In terms of features, the Custom Game headset is devoid of many additional bells and whistles. It has a Y extension cable, a volume slider “remote” (as Beyerdynamic calls it), adjustable bass setting sliders and a microphone.
The Y extension cable is useful if you need to plug the headphones into something other than a standard three-ring headphone/mic jack. The volume slider is fairly standard, letting you mute or unmute your microphone as well as increase or decrease the headset’s volume. And the adjustable bass setting sliders are a neat little touch but not something you’ll likely be tinkering with after you’ve chosen your favorite setting (probably 3 or 4).
The microphone is of good build quality. It picks up minimal background noise and captures voices clearly, while also keeping certain sounds (such as popping “p” sounds) in check thanks to its tight windscreen. It’s not quite good enough for streaming purposes, but it’s definitely a worthy choice for using in an Xbox Live party or squadding up with the fellas in Battlefield.
The Beyerdynamic Custom Game is a great headset for bass enthusiasts. For those not enamored with electronic music or the sound of engines blaring in racing games, though, there’s no need to spend a premium on this niche-specific headset.

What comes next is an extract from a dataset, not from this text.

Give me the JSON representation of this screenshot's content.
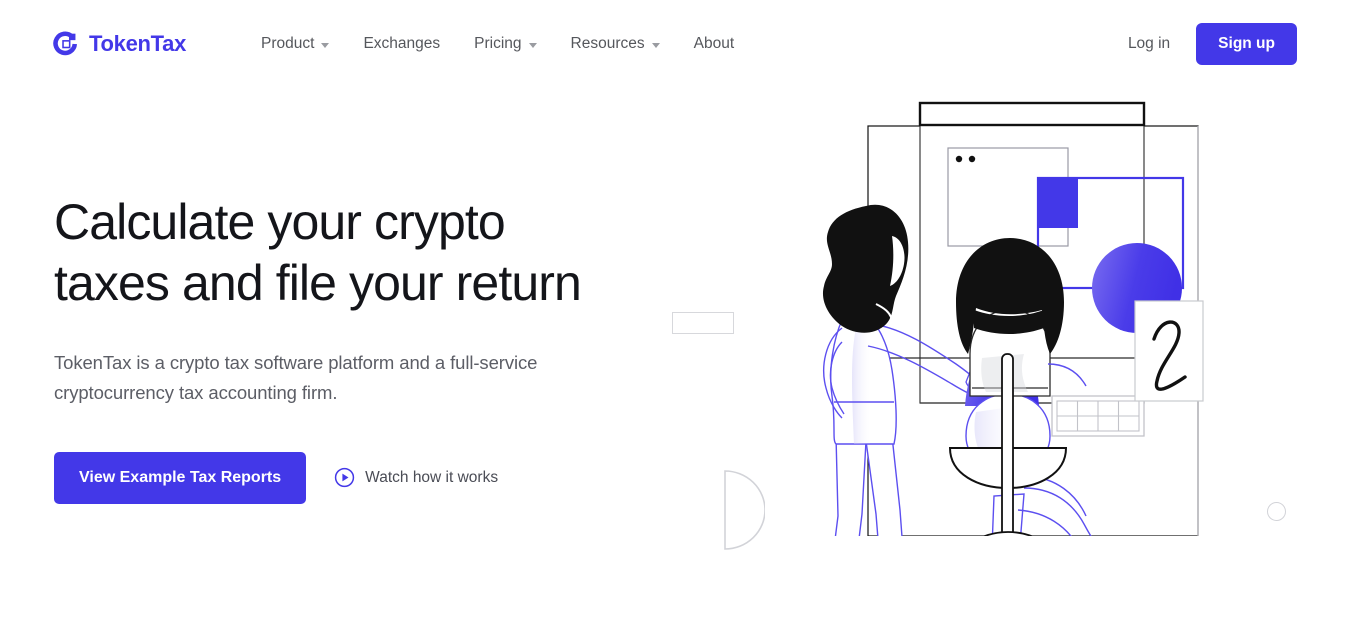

For hard-core gamers looking for a headset with more features, such as surround sound capability, a headset such as the Turtle Beach Stealth 700 is far less expensive and offers better utility value. And if you’re willing to pay a bit more for the absolute best in audio experiences, it might be better to consider the feature-rich SteelSeries Arctis Pro + GameDAC, which supports high-resolution audio and has some of the best customization features of any headset on the market.